Note that the batting range example involves a highly repeatable process, with minimal variation in challenge. Nevertheless, there can be significant short term variation in performance. The same set of statistical forces would apply to the small sales team. Despite earnest effort, like all human beings, they will have some normal variation in their process outcomes. But unlike the larger teams, their performance variation will be magnified. The large teams will get 1000 swings of the bat, not 100.

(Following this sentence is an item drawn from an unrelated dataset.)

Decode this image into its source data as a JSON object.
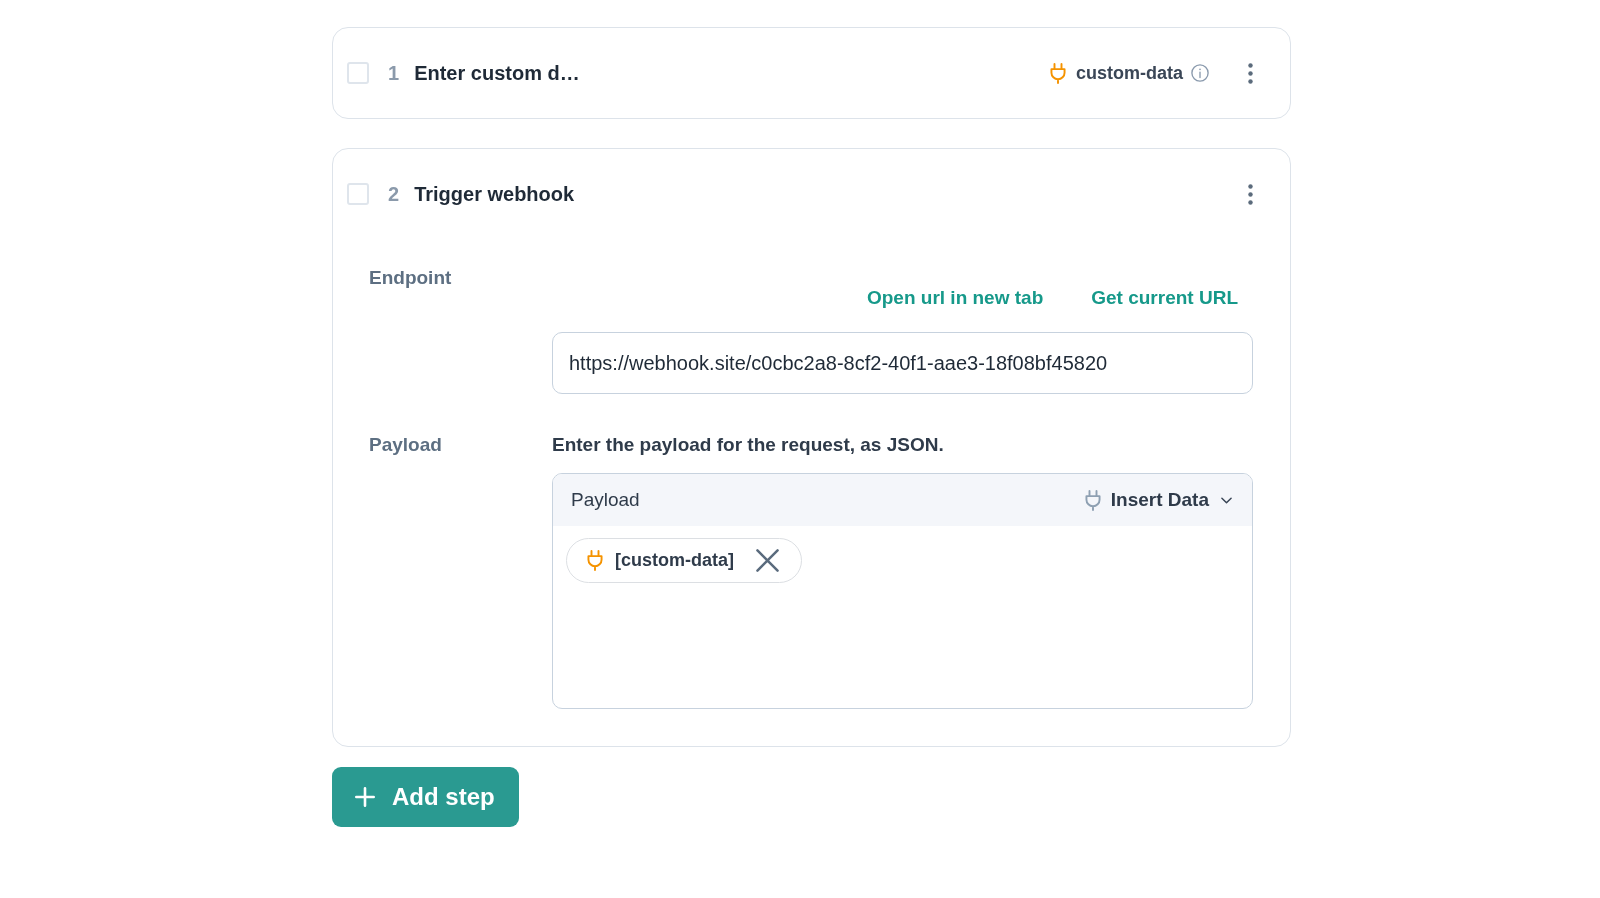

So, where does this leave us? Should we simply discount performance measurement, such as sales data for teams? The answer is no. If we are to run an organization with an evidence based approach, data, metrics and measurement are essential components. However, understanding how sample size effects variability should cause us to take a cautious view when dealing with small samples. This is true either when a team is small or when the measurement period for an activity is short. When looking to measure performance within an organization, be mindful of the normal volatility inherent in small data sets.

**Additional Thoughts on Visualizing Small Sample Size**

Another way to picture the effect of small sample sizes is to think of a pot of soup. Imagine that you’ve decided to kick the soup up a few notches with some Uncle Jack’s Super Hot Atomic Sauce. You randomly fire in a few squirts across the pot. But just then your phone rings and you forget to mix in the sauce. Now picture two different scenarios. In the first, you ladle out a bowl of soup. In the second, you dip in with a teaspoon to “test” the soup. In the first scenario, like the large sales team, you’d be more likely to get average performance, that is, a soup with a tasty level of hot sauce mixed in. In the second situation, like the smaller team, you’d be more likely to get an extreme result: Either a mouth scorching dose of hot sauce or a bland unseasoned taste of soup.